Vom Webserver wird bei einem Seitenaufruf (http://www.irgendwas.de/nochetwas.html) eine strukturierte Textdatei (»HTML-Datei«: nochetwas.html), sowie in externen Dateien angelegte Informationen wie diese darzustellen sind, ausgeliefert (Cascading Style Sheet – »CSS-Datei«). Außerdem wird auf weitere Bestandteile wie Bilder, Graphiken oder kleine Programme (Scripte) zur Manipulation der Darstellung verwiesen.

Das HTML der Seite strukturiert den Textinhalt, dazu werden sogenannte TAGS(Markierungen) eingesetzt. Wichtig im Hinblick auf Suchmaschinen sind beispielsweise Überschriften (H1 bis H6), Absätze (P), Listen (UL, OL) oder Links (A). HTML5 erweitert das Repertoire um weitere, vor allem an der Struktur der Inhalte orientierte »semantische« Tags wie beispielsweise ARTICLE.

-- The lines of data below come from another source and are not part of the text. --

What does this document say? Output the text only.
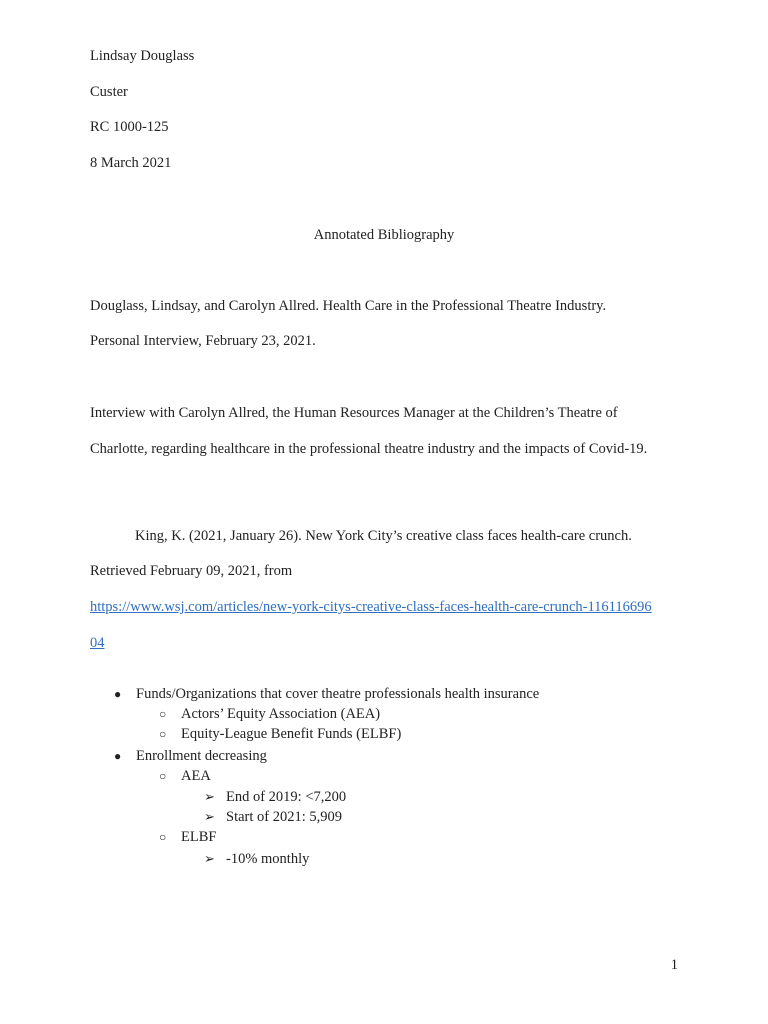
Lindsay Douglass
Custer
RC 1000-125
8 March 2021
Annotated Bibliography
Douglass, Lindsay, and Carolyn Allred. Health Care in the Professional Theatre Industry.
Personal Interview, February 23, 2021.
Interview with Carolyn Allred, the Human Resources Manager at the Children’s Theatre of
Charlotte, regarding healthcare in the professional theatre industry and the impacts of Covid-19.
King, K. (2021, January 26). New York City’s creative class faces health-care crunch.
Retrieved February 09, 2021, from
https://www.wsj.com/articles/new-york-citys-creative-class-faces-health-care-crunch-116116696
04
●	Funds/Organizations that cover theatre professionals health insurance
○	Actors’ Equity Association (AEA)
○	Equity-League Benefit Funds (ELBF)
●	Enrollment decreasing
○	AEA
➢ End of 2019: <7,200
➢ Start of 2021: 5,909
○	ELBF
➢ -10% monthly
1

Die Darstellung der Inhalte einer Einzelseite

Die optische Darstellung der ausgelieferten Datei erfolgt im Browser (Chrome, Internet Explorer, Firefox, Safari, Opera, …) des aufrufenden Rechners. Diese Browser interpretieren das HMTL der Seite, die Formatierungsanweisungen (CSS) der Seite und basteln (»rendern«) daraus dann das, was Sie sehen.

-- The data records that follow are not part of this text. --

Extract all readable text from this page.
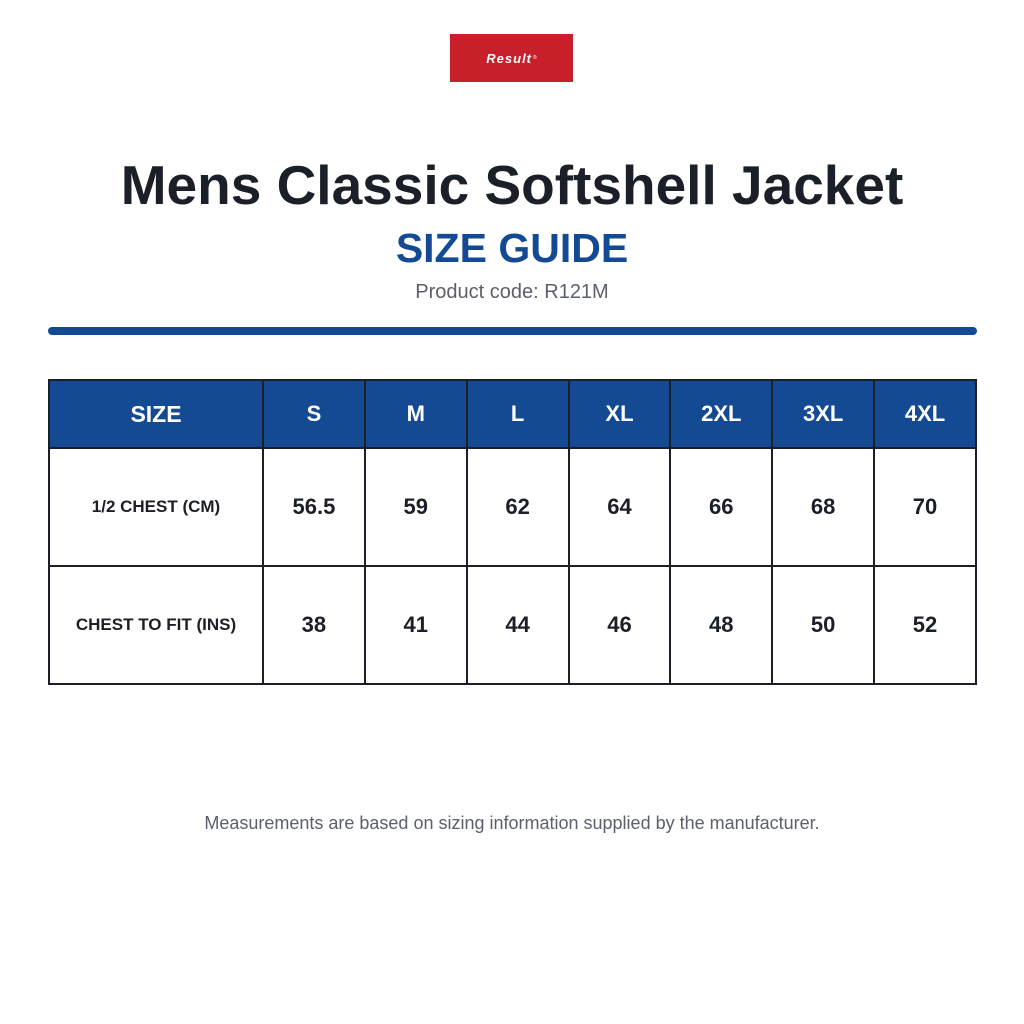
Result ®
Mens Classic Softshell Jacket
SIZE GUIDE
Product code: R121M
SIZE	S	M	L	XL	2XL	3XL	4XL
1/2 CHEST (CM)	56.5	59	62	64	66	68	70
CHEST TO FIT (INS)	38	41	44	46	48	50	52
Measurements are based on sizing information supplied by the manufacturer.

Die optische Wiedergabe der Inhalte entzieht sich der Suchmaschine weitgehend und hat für diese auch so gut wie keine Bedeutung. Ob ein Inhalt also »schön« oder auch nur »ansprechend« gestaltet ist, sind Google und Bing nur in Grenzen relevant. Seit Ende 2018 hat sich das ein wenig verändert, da die Seiten nun bevorzugt mit dem »mobilen Bot« besucht werden. Dieser simuliert ein Smartphone und kann beispielsweise feststellen, wenn Schriften zu klein oder Buttons zu nah aneinander liegen, so dass die Benutzung mit den Fingern eingeschränkt ist. Dies führt zu einer Abwertung der Seite.

Bilder sind inhaltlich nicht zugänglich, der dargestellte Inhalt muss den Suchmaschinen ebenfalls textlich beschrieben werden.

Seiteninhalte semantisch aufbereitet

Eine Überschrift ist fett und größer als der Fließtext. Für Websites reicht das aber nicht. Hier muss die Überschrift auch als solche mit einen entsprechenden Tag als H1 oder H2 ausgezeichnet werden. Erst dadurch kann der Bot einer Suchmaschine erkennen, dass es sich um eine Überschrift handelt. Die semantisch zutreffende Auszeichnung der Inhalte einer Website ist eine der Grundvoraussetzungen für eine Seite, die bei Google und Co. gut gelistet sein soll.